It saw a 15.3% improvement in net income and a 4.8% bump in revenue as margins improved in its acute-care business and remained strong in behavioral health. First-quarter net income came in at $138.1 million on revenue of $1.9 billion compared with net income of $119.8 million on revenue of $1.8 billion during the prior-year period.
Patient volumes continued to slip, with the chain reporting that adjusted admissions fell 0.5%. However, revenue per adjusted admission increased 6.3% as adjusted patient days also increased 4.6%. In addition to the boost from healthcare reform, the chain saw increased surgical volume due to the improving economy, Chief Financial Officer Steve Filton said on an earnings call.
The company's operating margins in the acute-care business improved to 19.8%, up from 16% in the first quarter of last year.
Gross charges for charity care, uninsured discounts and provision for doubtful accounts decreased slightly year over year. Last year, UHS said it was forecasting a 3% boost from the Patient Protection and Affordable Care Act on its acute-care division.
But payer mix improvements also were evident in non-expansion states that could be attributable to factors such as physician recruitment or narrow network contracts, Filton said on Friday's call.

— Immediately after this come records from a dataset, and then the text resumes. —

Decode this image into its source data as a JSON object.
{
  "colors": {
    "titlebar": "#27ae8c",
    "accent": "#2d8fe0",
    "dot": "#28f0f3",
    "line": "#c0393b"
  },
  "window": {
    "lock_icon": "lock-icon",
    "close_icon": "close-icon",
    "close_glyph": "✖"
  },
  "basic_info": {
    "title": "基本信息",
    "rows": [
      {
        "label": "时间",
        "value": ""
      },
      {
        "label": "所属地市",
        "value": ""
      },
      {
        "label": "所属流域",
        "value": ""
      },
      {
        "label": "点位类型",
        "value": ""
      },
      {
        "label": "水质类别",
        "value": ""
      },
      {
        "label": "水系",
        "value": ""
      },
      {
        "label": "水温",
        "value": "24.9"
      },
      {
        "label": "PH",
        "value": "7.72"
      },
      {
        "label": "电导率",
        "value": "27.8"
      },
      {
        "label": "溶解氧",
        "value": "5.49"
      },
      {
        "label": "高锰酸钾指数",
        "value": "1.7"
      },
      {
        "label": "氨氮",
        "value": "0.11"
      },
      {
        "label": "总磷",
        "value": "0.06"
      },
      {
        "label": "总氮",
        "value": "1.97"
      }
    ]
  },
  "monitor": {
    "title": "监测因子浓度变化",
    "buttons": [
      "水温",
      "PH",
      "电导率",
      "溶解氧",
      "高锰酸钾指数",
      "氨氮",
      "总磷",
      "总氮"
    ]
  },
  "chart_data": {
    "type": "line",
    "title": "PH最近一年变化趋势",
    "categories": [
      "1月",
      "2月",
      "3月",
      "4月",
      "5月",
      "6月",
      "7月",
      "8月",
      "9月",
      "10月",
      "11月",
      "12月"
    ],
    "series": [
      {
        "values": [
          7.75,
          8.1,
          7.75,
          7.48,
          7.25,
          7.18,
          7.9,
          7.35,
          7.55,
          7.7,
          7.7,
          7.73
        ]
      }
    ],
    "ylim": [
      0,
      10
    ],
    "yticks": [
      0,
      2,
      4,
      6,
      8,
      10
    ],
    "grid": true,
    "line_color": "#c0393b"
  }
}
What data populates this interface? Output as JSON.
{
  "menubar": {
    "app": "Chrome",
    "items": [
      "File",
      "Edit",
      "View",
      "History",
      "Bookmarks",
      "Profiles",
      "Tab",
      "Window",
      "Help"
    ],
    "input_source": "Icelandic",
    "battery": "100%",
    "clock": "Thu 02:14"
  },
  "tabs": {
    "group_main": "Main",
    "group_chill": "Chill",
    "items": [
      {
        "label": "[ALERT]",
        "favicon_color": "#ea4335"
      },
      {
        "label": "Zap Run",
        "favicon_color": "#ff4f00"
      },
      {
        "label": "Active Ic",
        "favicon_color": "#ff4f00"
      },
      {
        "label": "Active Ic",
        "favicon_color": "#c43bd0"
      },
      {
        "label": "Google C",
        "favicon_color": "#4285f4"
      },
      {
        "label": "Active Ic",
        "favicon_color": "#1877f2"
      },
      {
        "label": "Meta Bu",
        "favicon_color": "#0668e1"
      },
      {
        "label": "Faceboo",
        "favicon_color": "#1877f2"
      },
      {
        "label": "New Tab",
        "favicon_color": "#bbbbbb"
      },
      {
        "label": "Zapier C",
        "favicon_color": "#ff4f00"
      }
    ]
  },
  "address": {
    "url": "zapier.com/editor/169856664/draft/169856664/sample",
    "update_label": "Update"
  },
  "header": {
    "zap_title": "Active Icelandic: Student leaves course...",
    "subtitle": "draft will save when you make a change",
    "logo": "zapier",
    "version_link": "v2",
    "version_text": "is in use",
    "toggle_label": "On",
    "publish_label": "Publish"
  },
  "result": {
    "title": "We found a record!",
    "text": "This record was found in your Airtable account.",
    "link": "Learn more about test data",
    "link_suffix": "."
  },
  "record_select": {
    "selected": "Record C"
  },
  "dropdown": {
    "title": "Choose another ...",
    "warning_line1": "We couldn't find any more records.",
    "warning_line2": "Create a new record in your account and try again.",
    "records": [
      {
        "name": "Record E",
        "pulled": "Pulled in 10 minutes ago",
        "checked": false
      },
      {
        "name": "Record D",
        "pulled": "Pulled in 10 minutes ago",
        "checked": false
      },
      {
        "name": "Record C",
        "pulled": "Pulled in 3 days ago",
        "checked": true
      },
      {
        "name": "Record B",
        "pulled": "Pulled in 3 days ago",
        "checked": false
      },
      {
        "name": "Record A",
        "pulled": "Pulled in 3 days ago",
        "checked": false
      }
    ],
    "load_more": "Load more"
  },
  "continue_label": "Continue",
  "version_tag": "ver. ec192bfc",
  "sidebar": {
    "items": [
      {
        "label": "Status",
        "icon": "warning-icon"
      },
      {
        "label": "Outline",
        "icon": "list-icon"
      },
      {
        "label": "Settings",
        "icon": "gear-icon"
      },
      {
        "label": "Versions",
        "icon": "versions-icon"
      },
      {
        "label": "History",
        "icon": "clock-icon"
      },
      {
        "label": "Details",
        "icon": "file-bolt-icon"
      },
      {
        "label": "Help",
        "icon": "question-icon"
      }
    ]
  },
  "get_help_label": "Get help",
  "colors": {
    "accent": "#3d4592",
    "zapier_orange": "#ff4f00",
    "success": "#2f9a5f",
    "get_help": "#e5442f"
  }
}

“We certainly feel there was a benefit from reform for the quarter but it's difficult to quantify with precision,” he said.
In behavioral health, a historically strong division, UHS reported a 2.3% increase in adjusted admissions and flat revenue per adjusted admission. Margins decreased to 27.9% from 28.5% in first quarter 2012.
There was no visible impact of healthcare reform on the behavioral health business, Filton said.
UHS also reported the completion of a deal in which it acquired a 124-bed behavioral health facility, the Psychiatric Institute of Washington in the D.C.